Frédéric Ducret.

/

La Chambre des notaires de Genève - par Me Frédéric Ducret, Notaire - Chambre des notaires de Genève

Un outil au service de la politique foncière

18 Juin 2025 | Articles de Une

A Genève, comme dans d’autres cantons suisses, l’Etat et les communes disposent d’un outil juridique particulier pour intervenir sur le marché immobilier: le droit de préemption. Il s’agit d’une faculté qui leur permet, dans certaines circonstances, d’acheter un bien immobilier en priorité, aux conditions convenues entre le vendeur et un acquéreur privé. Ce mécanisme, souvent méconnu du grand public, joue pourtant un rôle central dans la planification du territoire et la politique du logement.

Qu’est-ce que le droit de
préemption ?

Le droit de préemption permet à une autorité publique (dans cet article) d’acheter un bien immobilier avant un autre acheteur, généralement, à un prix égal et aux mêmes conditions. Il ne s’agit donc pas d’une expropriation: le vendeur conserve la liberté de vendre ou non, mais s’il choisit de le faire, la collectivité publique peut se substituer à l’acquéreur initial.

Quels sont les fondements légaux à Genève ?

Dans le canton de Genève, plusieurs bases légales organisent les différents droits de préemption:
• La Loi d’application de la loi fédérale sur l’aménagement du territoire (LaLAT) institue un droit de préemption général en faveur de l’Etat ou des communes dans les cas où la réalisation d’un projet d’aménagement l’exige.
• La Loi générale sur le logement et la protection des locataires (LGL) introduit un droit de préemption en faveur de l’Etat et des communes pour les biens situés en zone de développement. L’objectif est de permettre une planification cohérente et la réalisation de logement, en particulier d’utilité publique.
• La Loi générale sur les zones de développement industriel ou d’activité mixtes (LZIAM) prévoit un droit de préemption en faveur de l’Etat qui peut l’exercer ou qui peut alternativement être exercé par la Fondation pour les terrains industriels de Genève (FTI). Le but étant de favoriser la mise en valeur des zones de développement industriel et d’activités mixtes et lutter contre les ventes à des prix excessifs.
• La Loi sur la protection des monuments, de la nature et des sites (LPMNS) prévoit également un droit de préemption en faveur de la commune du lieu de situation de l’immeuble, subsidiairement du canton. Ce droit de préemption s’applique aux immeubles classés.
• Enfin, les communes peuvent bénéficier d’un droit de préemption dans le cadre de la Loi sur l’administration des communes (LAC). La commune du lieu de situation a un droit de préemption sur tout immeuble propriété de l’Etat dont la vente ne sert pas un but d’intérêt public ou général. L’Etat, quant à lui, dispose d’un droit de préemption sur tout immeuble propriété d’une commune.

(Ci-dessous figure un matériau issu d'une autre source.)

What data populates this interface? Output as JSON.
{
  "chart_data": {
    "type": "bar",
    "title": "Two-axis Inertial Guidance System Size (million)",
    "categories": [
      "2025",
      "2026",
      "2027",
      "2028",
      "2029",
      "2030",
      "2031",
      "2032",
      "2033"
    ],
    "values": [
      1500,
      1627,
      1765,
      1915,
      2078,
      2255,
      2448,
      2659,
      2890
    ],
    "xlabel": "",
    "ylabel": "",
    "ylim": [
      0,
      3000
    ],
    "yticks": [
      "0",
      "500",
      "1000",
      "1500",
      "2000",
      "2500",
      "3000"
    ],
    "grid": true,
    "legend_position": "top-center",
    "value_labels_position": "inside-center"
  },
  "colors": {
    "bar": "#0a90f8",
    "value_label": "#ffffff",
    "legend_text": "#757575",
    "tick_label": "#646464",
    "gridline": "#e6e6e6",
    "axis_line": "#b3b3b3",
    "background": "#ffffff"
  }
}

Dans quels cas s’appliquent ces droits ?

Un droit de préemption n’est pas automatique: il s’exerce dans un périmètre défini par la loi, et seulement à l’occasion d’une vente. Lorsqu’un bien est concerné, le notaire chargé de l’acte doit notifier l’intention de vendre à l’autorité compétente. Celle-ci dispose alors d’un délai, généralement de 30 à 60 jours, pour faire valoir son droit.
Il existe aussi des restrictions: par exemple, en zone de développement, l’Etat peut exercer son droit uniquement si le bien n’est pas déjà affecté à une utilisation conforme ou si la vente risque de compromettre un projet d’intérêt public.

Pourquoi ces droits existent-ils?

L’objectif principal est de préserver l’intérêt général. Dans un contexte de pression foncière élevée, les autorités cantonales et communales cherchent à garantir un développement équilibré du territoire, à favoriser la mixité sociale et à répondre aux besoins en logement.
Le droit de préemption leur permet ainsi de constituer des réserves foncières, de contrôler l’évolution de quartiers sensibles ou encore de favoriser des projets d’habitat durable.

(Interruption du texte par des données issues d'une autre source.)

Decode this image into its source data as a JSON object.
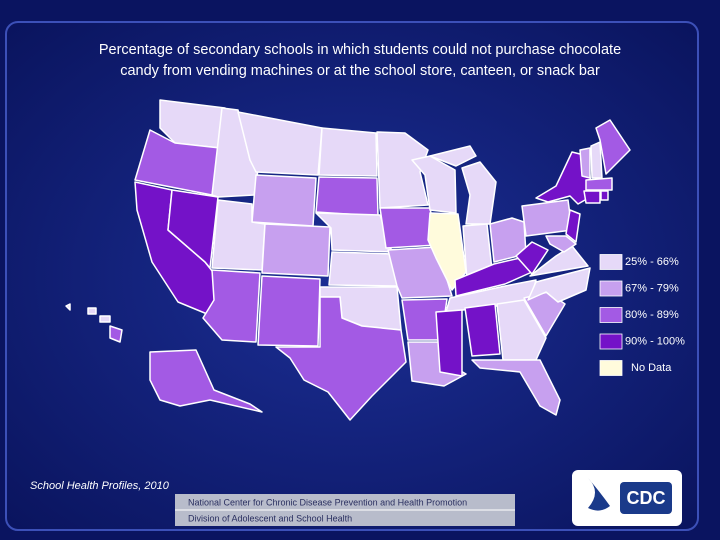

Un équilibre entre liberté et
intérêt public

Si certains y voient une forme d’ingérence, le droit de préemption est encadré par des conditions strictes et vise un équilibre entre les droits des propriétaires et l’intérêt public. Il ne bloque pas le marché, mais oriente certaines transactions stratégiques vers des objectifs collectifs.
Pour le vendeur, cela signifie simplement qu’une vente peut être reprise par l’Etat ou une commune. Pour les acquéreurs, il s’agit d’un point à vérifier lors d’un projet d’achat, en particulier dans certaines zones sensibles.
Le notaire joue un rôle central dans cette procédure: il doit identifier les cas où le droit de préemption s’applique et veiller au respect des délais et des formalités. Le notaire contribue ainsi à la sécurité juridique de la transaction.